II. CLAIMS AGAINST AUSA MUELLER

The acts alleged against defendant Mueller have been conveniently broken down by plaintiffs into four categories: (1) subornation of perjury; (2) suppression of exculpatory evidence in both the federal and state prosecutions; (3) in-field investigation of witnesses; and (4) activities connected with the instigation of the Orange County prosecution. Mueller argues that as an AUSA *927 he is immune from liability for these acts. Mueller is also alleged to have used illegal wiretaps.

In general, prosecutors are immune from liability for acts performed in the scope of their authority that are an “integral part of the judicial process”. Imbler v. Pachtman, 424 U.S. 409, 430, 96 S.Ct. 984, 994, 47 L.Ed.2d 128 (1974). Where a prosecutor abandons his prosecutorial role, however, and acts as an investigator or administrator, he is entitled only to qualified immunity. Robichaud v. Ronan, 351 F.2d 533, 537 (9th Cir.1965). In determining what acts are prosecutorial or investigative, a functional approach is used. Id. at 536.

A. Subornation of Perjury

Plaintiffs assert that Mueller not only used perjured testimony, but also actively encouraged and threatened witnesses, i.e., Mulqueen and McAllister, in order to obtain it. The specific acts alleged to have been done to obtain the testimony occurred mainly during the course of the Orange County and federal prosecutions.

The knowing use of perjured testimony is immunized by Imbler. This court sees no difference here between the knowing use of perjured testimony and the solicitation of it. If prosecutorial immunity did not cover the latter as well as the former, the protections of Imbler would disappear simply by the addition of another stock allegation. See Tate v. Grose, 412 F.Supp. 487, 488 (E.D.Pa.1976).

The undisputed facts of this case demonstrate that the majority of the acts complained of (including those not relating to subornation of perjury) took place during the course of the federal or state prosecutions (see discussion in part II D below). Certain alleged acts, however, apparently occurred after the federal charges were dropped and before state charges were made. The acts were nevertheless an integral part of an on-going prosecutorial effort. Although different facts might lead to another conclusion, under the facts of this case the court finds that the alleged acts are more closely related to preparation for trial than investigative in nature, and are within the scope of the immunity. Robichaud v. Ronan, 351 F.2d at 536.

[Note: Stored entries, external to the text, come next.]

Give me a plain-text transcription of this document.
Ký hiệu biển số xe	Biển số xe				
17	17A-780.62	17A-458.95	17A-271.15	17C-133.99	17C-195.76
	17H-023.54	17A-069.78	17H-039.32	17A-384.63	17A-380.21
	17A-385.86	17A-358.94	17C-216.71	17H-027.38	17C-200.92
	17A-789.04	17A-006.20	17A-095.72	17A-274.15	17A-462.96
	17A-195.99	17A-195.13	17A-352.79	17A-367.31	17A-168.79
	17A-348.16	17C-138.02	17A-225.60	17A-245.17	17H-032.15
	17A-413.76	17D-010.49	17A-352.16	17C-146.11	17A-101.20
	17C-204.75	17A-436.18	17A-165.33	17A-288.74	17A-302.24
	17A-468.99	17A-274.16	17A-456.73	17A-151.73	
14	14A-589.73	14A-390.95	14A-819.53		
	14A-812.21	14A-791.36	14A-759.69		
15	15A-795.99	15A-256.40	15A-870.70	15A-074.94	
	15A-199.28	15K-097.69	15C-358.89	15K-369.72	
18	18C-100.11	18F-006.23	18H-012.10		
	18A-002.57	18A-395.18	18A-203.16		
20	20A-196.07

B. Suppression of Exculpatory Evidence 1

Suppression of exculpatory evidence is clearly within prosecutorial immunity. Imbler v. Pachtman, 424 U.S. at 424, 96 S.Ct. at 992; Briggs v. Goodwin, 569 F.2d 10, 24 (D.C.Cir.1977), cert. denied, 437 U.S. 904, 98 S.Ct. 3089, 57 L.Ed.2d 1133 (1978).

C. In-field Investigations

Plaintiffs allege that Mueller slandered Weinstein in the course of his investigation of witnesses. The evidence shows that on most, if not all, of these occasions Mueller identified himself as an AUSA and was accompanied by an agent of either the Drug Enforcement Agency (DEA) or the Federal Bureau of Investigation (FBI).

Government officials are absolutely immune from liability for state claims 2 if they are acting within the “outer perimeters of their duties.” Miller v. Delaune, 602 F.2d 198, 200 (9th Cir.1979). As noted in Imbler, the duties of a prosecutor include interviewing witnesses, whether in the role of a prosecutor or an investigator. 424 U.S. at 431 n. 33, 96 S.Ct. at 995 n. 33. Here the interviews all took place after Weinstein’s arrest and were directly connected with the charges brought against him. Therefore, Mueller was acting within the scope of his authority and is immune from liability for the alleged slander.

*928 In count four, Weinstein alleges that Mueller interfered with contractual relations relating to his law practice. While the alleged acts may not be within the outer limits of Mueller’s duties and therefore not immunized, there is no support for this claim in the record. Summary judgment is appropriate.

D. Orange County Prosecution

The initial issue in Mueller’s involvement with the Orange County prosecution is whether he was acting within the scope of his authority. Plaintiffs allege that Mueller was instrumental in the initiation of that prosecution.